Sustaining a Balanced Calendar in Hopewell City Public Schools

Cleveland Walton III, Virginia Commonwealth University
Elizabeth Baber, Virginia Commonwealth University
Brandon S. Petrosky, Virginia Commonwealth University
Taylor M. Snow, Virginia Commonwealth University

Abstract

The publication of A Nation at Risk in 1983 directed public attention to the assertion that America’s students were falling behind their peers in other nations. Unlike the Cold War panic that emerged around student preparation relative to the Soviet Union, A Nation at Risk suggested that America was falling behind its democratic peers around the world. Since then, school quality and improvement efforts at the local, state, and federal level have trended toward increased accountability.
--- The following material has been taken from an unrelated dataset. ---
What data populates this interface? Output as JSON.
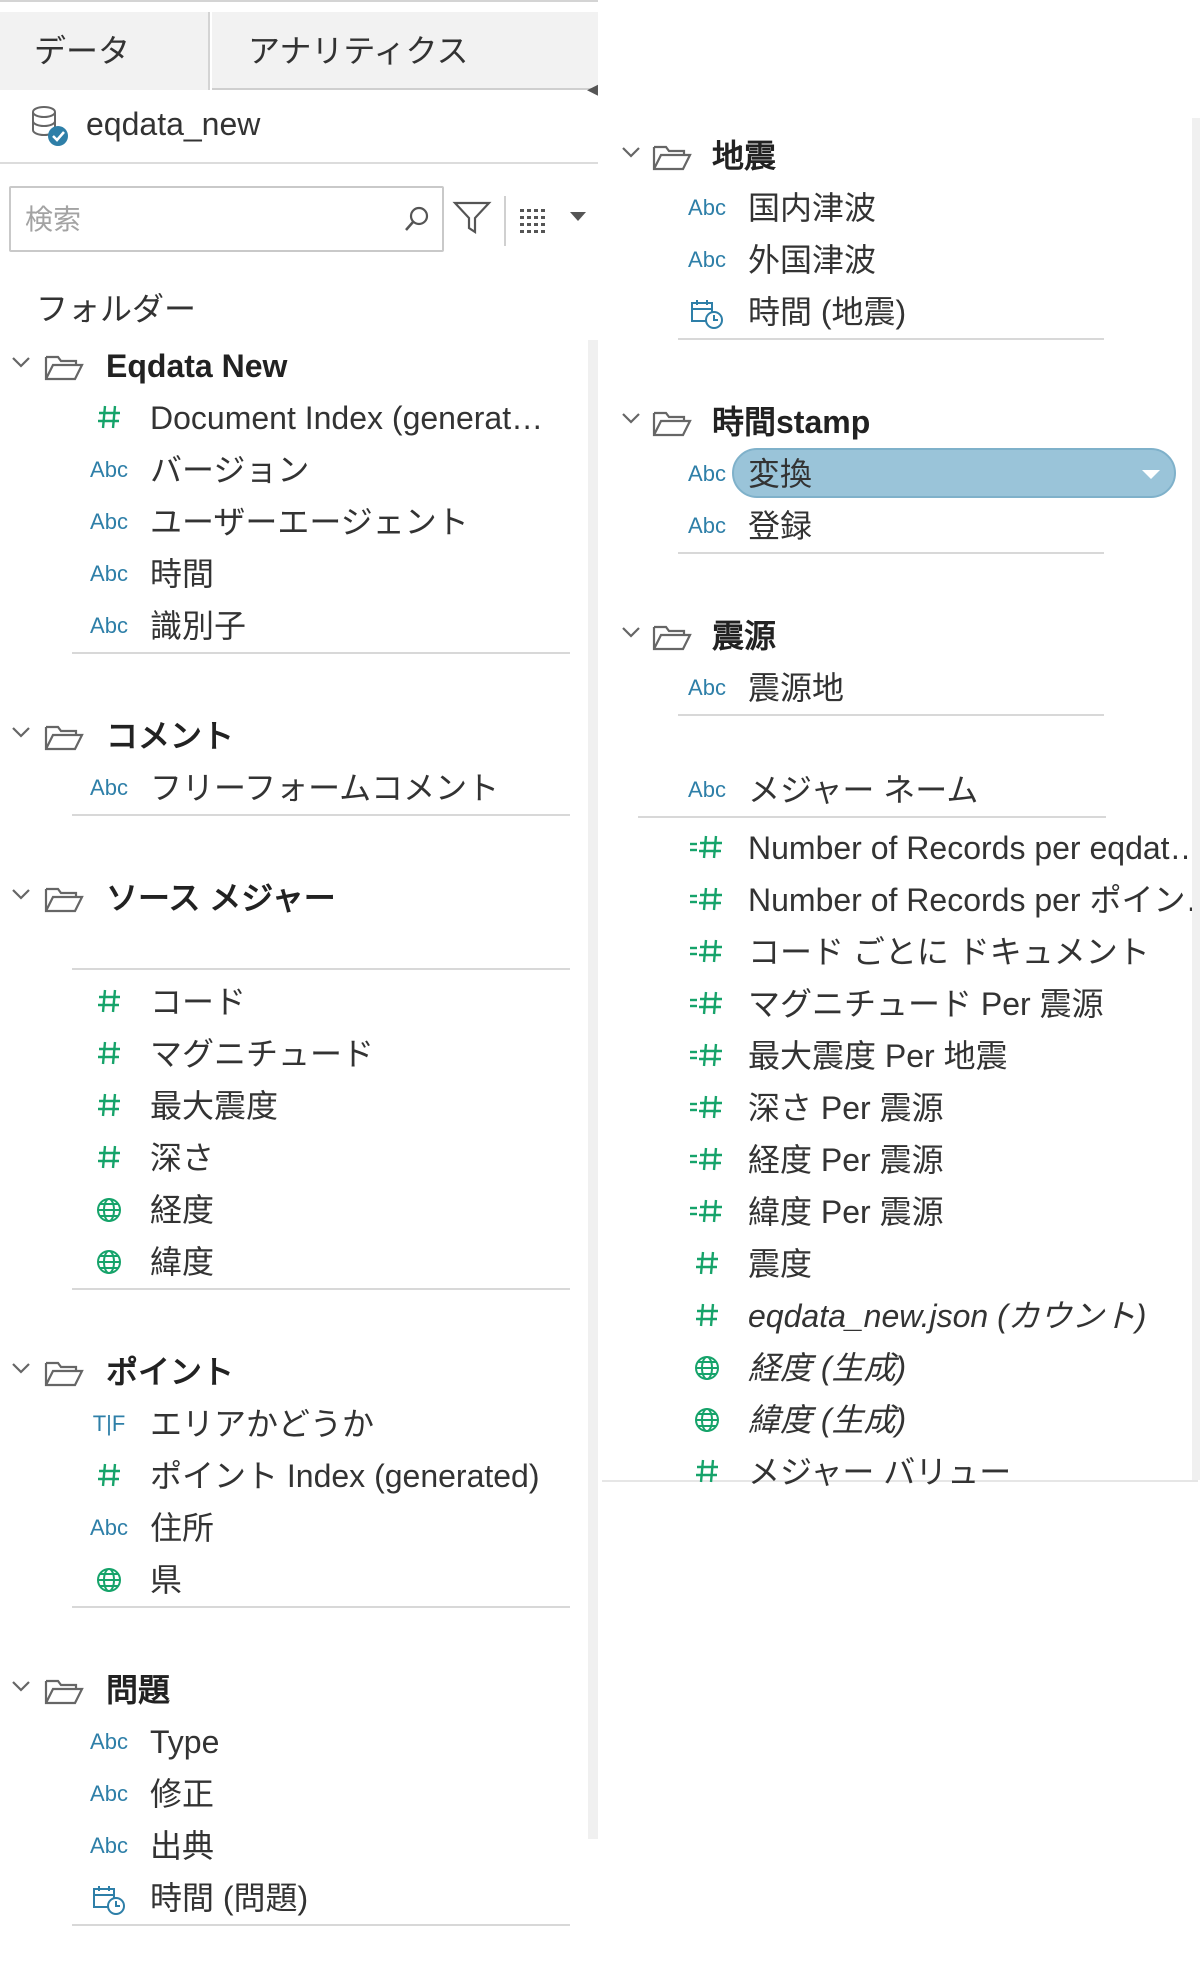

Many states, including Virginia in 1995, responded to this report with the creation or modification of systems of accountability and accreditation rooted in standardized testing.

The advent of the No Child Left Behind Act (NCLB) in 2001 added to this effort through mandating testing in math, reading, science, and writing. This was an expansion of federal involvement in school accountability. This expansion included the requirement for disaggregation of testing data by specific student demographic subgroups to include race and socioeconomic status. While these changes brought unprecedented levels of oversight, they also drove important conversations around what academic outcomes schools should expect for their students and how they could ensure those outcomes were attainable for historically marginalized students. In the short term, these conversations served their intended goal of identifying academic achievement gaps. However, two decades after No Child Left Behind they have also helped highlight the importance of hitting lofty academic benchmarks while simultaneously preparing students for life after K-12 schooling. No area of schooling has gone untouched in this regard including the school calendar.